C'était une métaphore politique bien plus qu'une réponse, d'autant que les chorégraphies cérémonielles des Woggues étaient tenues secrètes et n'étaient jamais enregistrées : leur présentation aux visiteurs, qui devaient s'y intégrer de manière harmonieuse, constituait un test terrifiant, sur la seule base duquel cette espèce jugeait de l'intellect de leurs hôtes, et du respect qui leur serait accordé. Très peu de systèmes extérieurs osaient entrer en contact avec les Woggues pour cette raison, et les coulisses de l'éclatante et nouvelle réussite de leur coopération avec les Zilh baignaient dans un mystère que les renseignements de Naboo, ni généraux ni spéciaux, n'avaient pu éclaircir. L'énigme intriguait la reine Amidala, mais ce n'était pas sa question la plus pressante.

« Voudriez-vous m'apprendre ces danses ? »

Il se révéla que, en échange d'une subvention suffisante pour couvrir les frais de cinq laboratoires sur deux ans, le calife de Zilha était parfaitement disposé à se faire marcher sur les pieds à de multiples reprises pendant une très longue et complexe leçon de danse. Les mâles de son espèce avaient pourtant des pieds préhensiles et extrêmement sensibles – en outre, ils en avaient trois.

Il se révéla aussi que Zilote était un bon professeur, et la délégation officielle de Naboo menée par la reine Amidala connut un mois plus tard un triomphe historique chez les Woggues, qui marqua le début d'une ère nouvelle pour les deux planètes.

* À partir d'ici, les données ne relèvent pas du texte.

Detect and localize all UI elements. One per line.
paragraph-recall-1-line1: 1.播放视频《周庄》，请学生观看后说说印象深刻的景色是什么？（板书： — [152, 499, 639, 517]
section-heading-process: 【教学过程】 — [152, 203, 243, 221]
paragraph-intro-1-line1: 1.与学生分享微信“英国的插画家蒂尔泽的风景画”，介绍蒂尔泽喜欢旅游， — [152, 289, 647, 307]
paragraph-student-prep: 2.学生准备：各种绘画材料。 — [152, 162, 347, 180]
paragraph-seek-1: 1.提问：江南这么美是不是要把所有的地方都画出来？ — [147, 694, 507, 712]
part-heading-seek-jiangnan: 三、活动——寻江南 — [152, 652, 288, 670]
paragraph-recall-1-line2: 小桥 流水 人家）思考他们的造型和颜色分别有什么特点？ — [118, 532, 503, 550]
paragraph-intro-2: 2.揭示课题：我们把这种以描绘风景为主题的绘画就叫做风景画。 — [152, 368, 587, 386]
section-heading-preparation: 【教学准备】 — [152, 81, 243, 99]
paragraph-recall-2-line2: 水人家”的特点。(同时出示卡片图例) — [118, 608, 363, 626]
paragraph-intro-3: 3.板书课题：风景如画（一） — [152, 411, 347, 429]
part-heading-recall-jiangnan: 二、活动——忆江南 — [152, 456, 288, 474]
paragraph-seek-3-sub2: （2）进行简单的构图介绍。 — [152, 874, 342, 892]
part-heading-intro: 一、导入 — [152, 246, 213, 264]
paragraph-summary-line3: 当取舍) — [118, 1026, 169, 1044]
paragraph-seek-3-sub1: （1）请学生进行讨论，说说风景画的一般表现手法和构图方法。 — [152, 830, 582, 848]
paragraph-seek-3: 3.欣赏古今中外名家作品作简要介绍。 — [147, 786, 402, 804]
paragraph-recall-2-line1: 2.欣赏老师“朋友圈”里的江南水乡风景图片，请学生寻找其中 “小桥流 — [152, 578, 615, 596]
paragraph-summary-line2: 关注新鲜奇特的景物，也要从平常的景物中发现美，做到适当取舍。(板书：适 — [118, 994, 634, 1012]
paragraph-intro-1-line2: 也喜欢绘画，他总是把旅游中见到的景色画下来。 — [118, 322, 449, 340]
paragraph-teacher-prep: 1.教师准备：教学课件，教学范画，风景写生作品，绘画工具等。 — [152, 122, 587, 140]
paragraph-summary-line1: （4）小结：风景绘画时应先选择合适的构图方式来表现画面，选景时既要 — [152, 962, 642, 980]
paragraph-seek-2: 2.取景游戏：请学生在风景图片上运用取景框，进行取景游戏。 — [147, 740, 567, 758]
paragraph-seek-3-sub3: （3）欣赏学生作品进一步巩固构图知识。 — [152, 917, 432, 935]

Ce que la reine ne révéla jamais à personne, en revanche, c'était qu'elle avait fait confiance à un chef planétaire étranger en exercice pour acquérir une compétence dans un domaine où le moindre faux-pas aurait pu conduire à sa mort ou, pire encore, à un affrontement militaire sanglant. La sénatrice Amidala que Padmé fut par la suite aurait pu l'avouer en confidence d'oreiller à son époux secret, qui aurait apprécié son audace, si seulement il n'avait pas été d'un caractère trop jaloux pour goûter l'image de sa future femme dans les bras d'un autre – certes couverts de plumes mais toutefois musclés. Quand on est politicienne, il y a des souvenirs que l'on garde pour soi : heureusement que de temps en temps certains sont savoureux.